Tech Notes: Recovering without a reflog

Recovering without a reflog

July 20, 2015

I've been tinkering on a project for a few weeks and I decided it was time to publish it somewhere else, just to have the work in two locations in case something bad happened. Of course in doing that I caused something very bad to happen.

In the early stages of a project I often have useless git history so I first wanted to reimport the entire project as a single new commit. I ran these commands:

# Move the old git history aside.
mv .git oldgit
# Start up a new git history.
git init; git add .
# See what I'm about to check in.
git status

But with that I had unintentionally added all the files in the oldgit tree, which isn't what I wanted. So without thinking:

git reset --hard

This restored my tree to its initial state — that of one without any files, deleting everything including the oldgit directory! Typically you don't need to worry much about resetting in git because of the reflog, but there is no reflog here because I haven't made any commits yet.

At first I thought I'd lost everything: there were no files, there was no master branch, .git/index was empty. I'd even gone as far as composing an email to the friends I'd demoed the project to lamenting my mistake. But then I remembered that whenever something is added to the git index there's an associated object created under .git/objects, even if you never check it in. (These leftovers are part of why git gc is necessary to find things to delete.)

So here's how I recovered. The very first thing to do is to checkpoint where you started at, in case something else goes wrong!

cd ..
cp -a myproject what-were-you-thinking
cd myproject

Then I extracted the contents of all the objects.

ls .git/objects/??/* | sed -e 's|.git/objects/\(..\)/|\1|' |
while read obj; do
    git cat-file -p $obj > obj/$obj
done

(After writing this post, Aristotle told me a better way to do this:

git fsck --unreachable --no-reflogs --no-progress |
while read status objtype objname ; do
    git cat-file $objtype $objname > obj/$objname
done

Note that my manual approach will miss packed objects, which wasn't an issue in this particular case but could be in other scenarios.)

At first I thought I'd just be able to look through these to find the git "commit" object for my old master branch in there, but recall that all I had run on this git repository was a single git add which just added all the files as blobs to the index. All of the objects were blobs, no git trees or commits.

The majority of these objects were from a git add of the files within the oldgit directory, so they were blobs of files containing git objects, or twice encoded. I figured I'd need to identify all the ones containing source code and manually replace them.

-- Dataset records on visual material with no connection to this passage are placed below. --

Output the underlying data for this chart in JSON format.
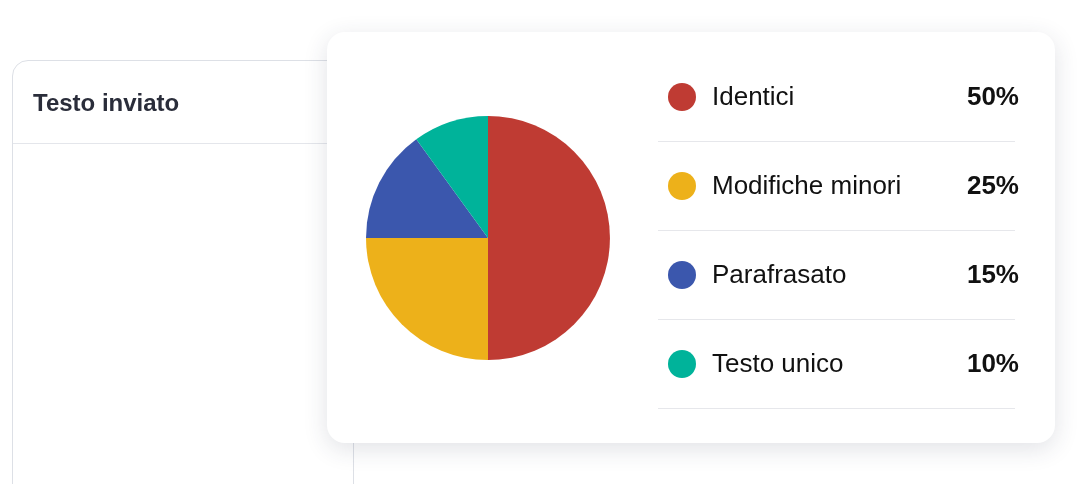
{
  "chart_data": {
    "type": "pie",
    "categories": [
      "Identici",
      "Modifiche minori",
      "Parafrasato",
      "Testo unico"
    ],
    "values": [
      50,
      25,
      15,
      10
    ],
    "colors": [
      "#bf3b33",
      "#edb11a",
      "#3b57ad",
      "#00b39a"
    ],
    "value_labels": [
      "50%",
      "25%",
      "15%",
      "10%"
    ],
    "legend": "right",
    "annotations": [
      "Testo inviato"
    ]
  }
}
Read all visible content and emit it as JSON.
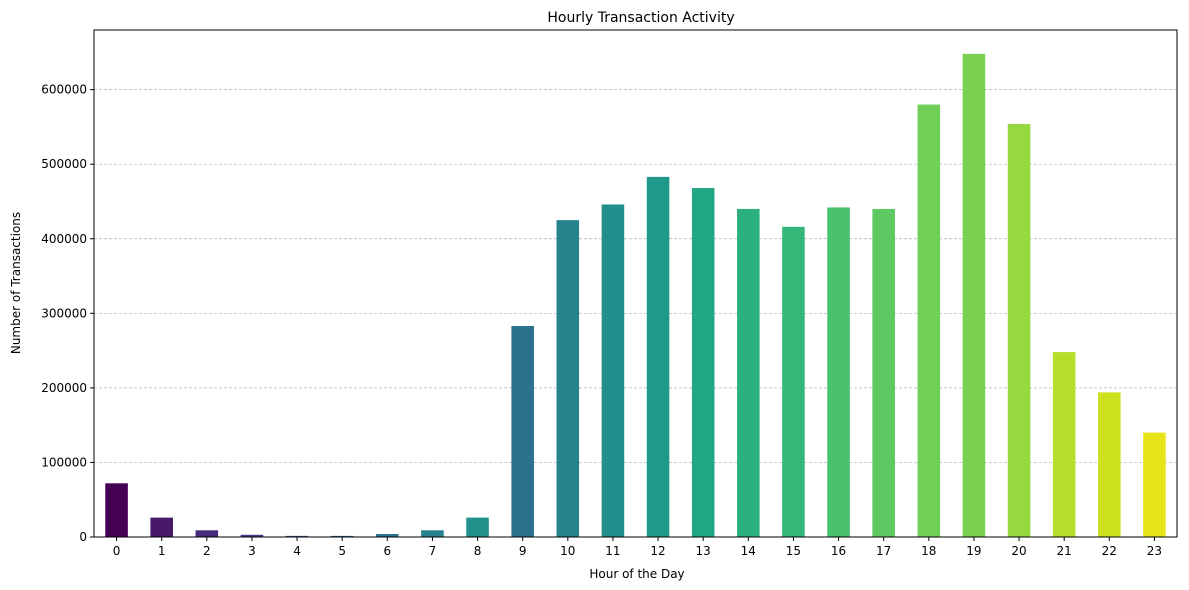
{
  "chart_data": {
    "type": "bar",
    "title": "Hourly Transaction Activity",
    "xlabel": "Hour of the Day",
    "ylabel": "Number of Transactions",
    "categories": [
      "0",
      "1",
      "2",
      "3",
      "4",
      "5",
      "6",
      "7",
      "8",
      "9",
      "10",
      "11",
      "12",
      "13",
      "14",
      "15",
      "16",
      "17",
      "18",
      "19",
      "20",
      "21",
      "22",
      "23"
    ],
    "values": [
      72000,
      26000,
      9000,
      3000,
      1500,
      1500,
      4000,
      9000,
      26000,
      283000,
      425000,
      446000,
      483000,
      468000,
      440000,
      416000,
      442000,
      440000,
      580000,
      648000,
      554000,
      248000,
      194000,
      140000
    ],
    "colors": [
      "#440154",
      "#48186a",
      "#472d7b",
      "#424086",
      "#3b528b",
      "#33638d",
      "#2c728e",
      "#26828e",
      "#21918c",
      "#2c718e",
      "#25838e",
      "#21908d",
      "#1f9a8a",
      "#22a785",
      "#2cb17e",
      "#35b779",
      "#4ac16d",
      "#5ec962",
      "#70cf57",
      "#7ad151",
      "#95d840",
      "#b5de2b",
      "#cde11d",
      "#e7e419"
    ],
    "ylim": [
      0,
      680000
    ],
    "yticks": [
      0,
      100000,
      200000,
      300000,
      400000,
      500000,
      600000
    ],
    "ytick_labels": [
      "0",
      "100000",
      "200000",
      "300000",
      "400000",
      "500000",
      "600000"
    ],
    "grid": "y-dashed"
  }
}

But thankfully, running file obj/* found one file that it identified as Git index, version 2, 20 entries. That was the .git/index from the old repository, before I ruined everything. So it's easy to just paste that over over the new (empty) one.

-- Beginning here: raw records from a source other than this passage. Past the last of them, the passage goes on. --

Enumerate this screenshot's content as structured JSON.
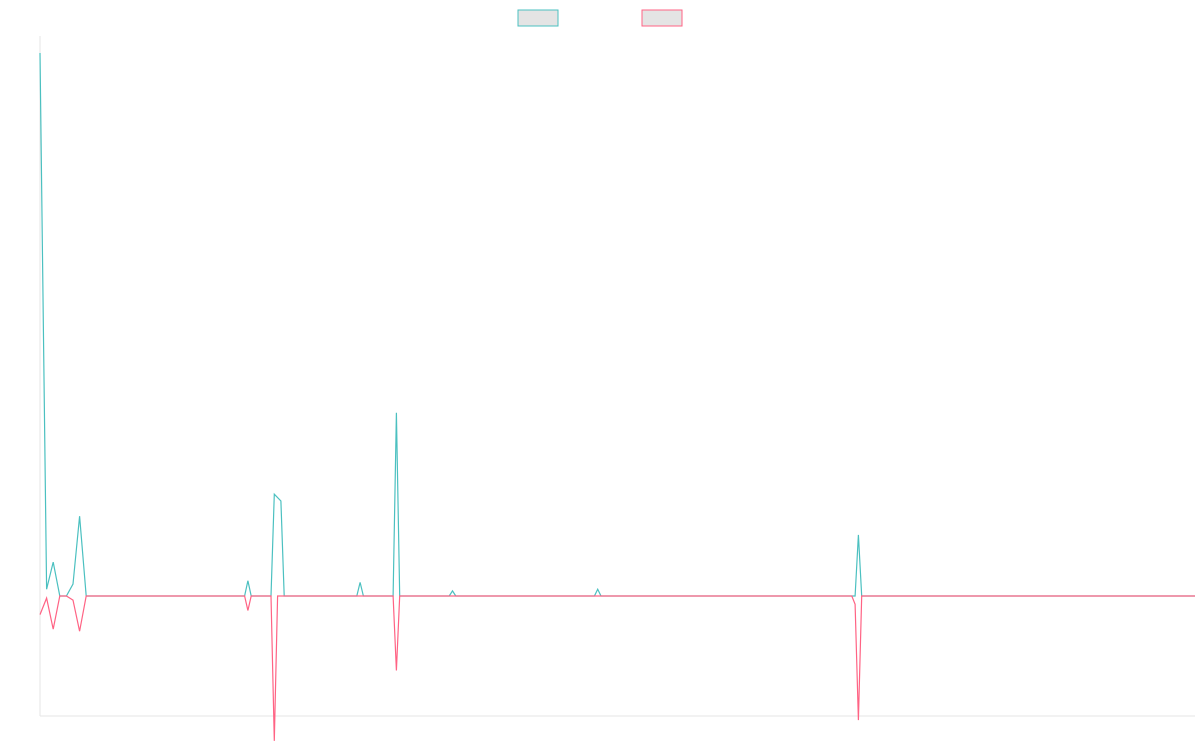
{
  "chart_data": {
    "type": "line",
    "title": "",
    "xlabel": "",
    "ylabel": "",
    "grid": false,
    "legend_placement": "top-center",
    "xlim": [
      0,
      175
    ],
    "ylim": [
      -0.58,
      3.3
    ],
    "series": [
      {
        "color": "#4bc0c0",
        "legend_fill": "#e4e4e4",
        "points": [
          [
            0,
            3.2
          ],
          [
            1,
            0.04
          ],
          [
            2,
            0.2
          ],
          [
            3,
            0
          ],
          [
            4,
            0
          ],
          [
            5,
            0.07
          ],
          [
            6,
            0.47
          ],
          [
            7,
            0
          ],
          [
            31,
            0
          ],
          [
            31.5,
            0.09
          ],
          [
            32,
            0
          ],
          [
            35,
            0
          ],
          [
            35.5,
            0.6
          ],
          [
            36.5,
            0.56
          ],
          [
            37,
            0
          ],
          [
            48,
            0
          ],
          [
            48.5,
            0.08
          ],
          [
            49,
            0
          ],
          [
            53.5,
            0
          ],
          [
            54,
            1.08
          ],
          [
            54.5,
            0
          ],
          [
            62,
            0
          ],
          [
            62.5,
            0.03
          ],
          [
            63,
            0
          ],
          [
            84,
            0
          ],
          [
            84.5,
            0.04
          ],
          [
            85,
            0
          ],
          [
            123.5,
            0
          ],
          [
            124,
            0.36
          ],
          [
            124.5,
            0
          ],
          [
            175,
            0
          ]
        ]
      },
      {
        "color": "#ff6384",
        "legend_fill": "#e4e4e4",
        "points": [
          [
            0,
            -0.09
          ],
          [
            1,
            -0.01
          ],
          [
            2,
            -0.16
          ],
          [
            3,
            0
          ],
          [
            4,
            0
          ],
          [
            5,
            -0.02
          ],
          [
            6,
            -0.17
          ],
          [
            7,
            0
          ],
          [
            31,
            0
          ],
          [
            31.5,
            -0.07
          ],
          [
            32,
            0
          ],
          [
            35,
            0
          ],
          [
            35.5,
            -0.7
          ],
          [
            36,
            0
          ],
          [
            53.5,
            0
          ],
          [
            54,
            -0.36
          ],
          [
            54.5,
            0
          ],
          [
            123,
            0
          ],
          [
            123.5,
            -0.04
          ],
          [
            124,
            -0.6
          ],
          [
            124.5,
            0
          ],
          [
            175,
            0
          ]
        ]
      }
    ]
  }
}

cp obj/4a92e84106caea0835d918affe4735009b43d147 .git/index

With that, git status showed that it expected there to be 20 files, each in their original locations. So finally, for each file mentioned in the index, I could just check it out again. (Recall that "checkout" in git means "make the file on disk match the file in the index".)

git ls-files | xargs git checkout

And my files were restored. And this time I will be more careful.